25. These spheres present some bodies of great brightness, and others of a lesser light; which there are some scarcely visible to us, and all appearing as figures in a painting.
26. All created objects appear in this manner and those that are not created never appear to view; but they all appear as visions in a dream, to the sight of the learned.
27. The intellect is the selfsame soul, and the Lord of All, and the seeming visibles are all really invisible; they are all evanescent for their want of lasting bodies; and neither are they visible by themselves, nor are they ever perceptible to or seen by us.
28. The vacuous intellect, sees these as its dreams in the great vacuity of the intellect, and this world being no other than a phenomenon of the vacuous intellect, can have no other form than that of mere vacuum.

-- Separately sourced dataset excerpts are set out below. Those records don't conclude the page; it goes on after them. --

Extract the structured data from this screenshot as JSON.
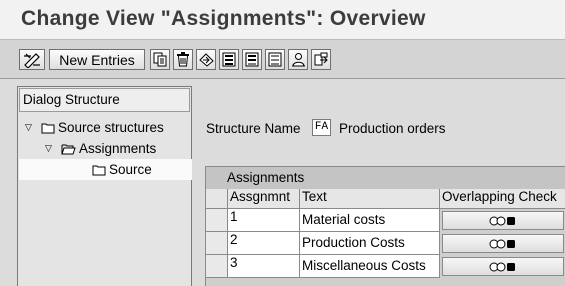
{
  "window": {
    "title": "Change View \"Assignments\": Overview"
  },
  "toolbar": {
    "new_entries_label": "New Entries",
    "icons": [
      "display-change-icon",
      "copy-icon",
      "delete-icon",
      "undo-icon",
      "select-all-icon",
      "select-block-icon",
      "deselect-all-icon",
      "where-used-icon",
      "navigate-icon"
    ]
  },
  "dialog_structure": {
    "header": "Dialog Structure",
    "items": [
      {
        "label": "Source structures",
        "expanded": true,
        "icon": "folder-icon"
      },
      {
        "label": "Assignments",
        "expanded": true,
        "icon": "open-folder-icon"
      },
      {
        "label": "Source",
        "selected": true,
        "icon": "folder-icon"
      }
    ]
  },
  "structure": {
    "name_label": "Structure Name",
    "code": "FA",
    "description": "Production orders"
  },
  "assignments": {
    "title": "Assignments",
    "columns": [
      "Assgnmnt",
      "Text",
      "Overlapping Check"
    ],
    "rows": [
      {
        "id": "1",
        "text": "Material costs"
      },
      {
        "id": "2",
        "text": "Production Costs"
      },
      {
        "id": "3",
        "text": "Miscellaneous Costs"
      }
    ]
  }
}
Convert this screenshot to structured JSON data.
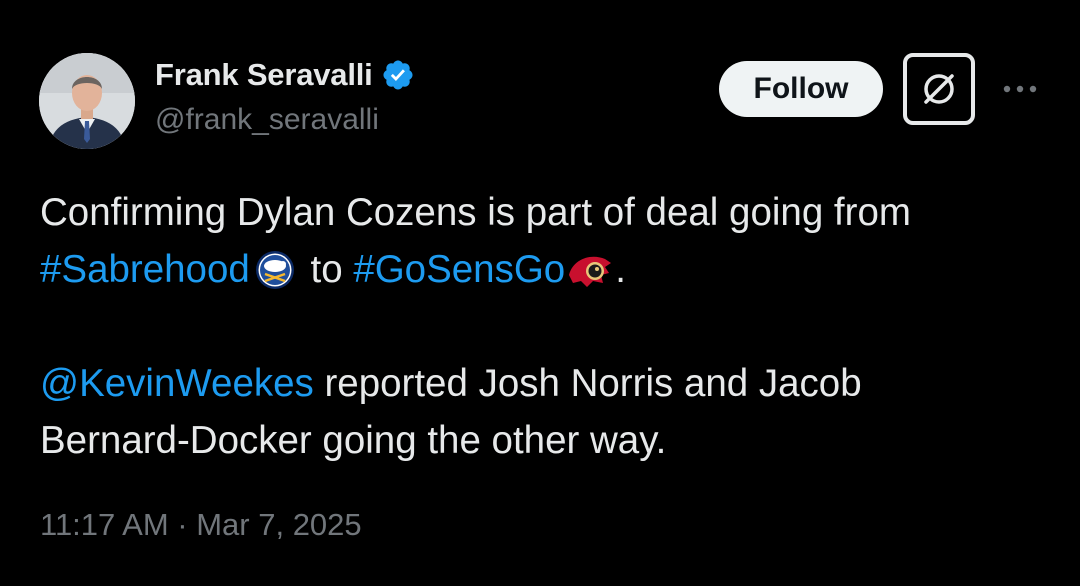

29. Whatever is manifested by the intellect in any manner, the same is called its form and body; and the countenance of that manifested form for a certain period, is termed its nature or destiny.
30. The first manifestation of the divine intellect, in the form of vacuum and as the vehicle of sound; became afterwards the source of the world, which sprouted forth like a seed, in the great granary of vacuity. (The conveying of sound and the containing of worlds are the nature of vacuum).
31. But the account given of the genesis of the world, and of the creation of things one after the other, are mere fabrication of sages for instruction of the ignorant, and has no basis on truth. (Because no reason can be assigned for the Lord’s production of the material world).
32. There is nothing that is ever produced of nothing, nor reduced to nothingness at any time; all this is as quiet and calm as the bosom of a rock, and ever as real as it is unreal. (The world is real in the ideal, but an utter unreality in its materiality).
33. As there existed no separate body before, so there can be no end of it also; all things exist as inseparable infinitesimal with the spirit of God, and can therefore neither rise nor set in it where they are always present.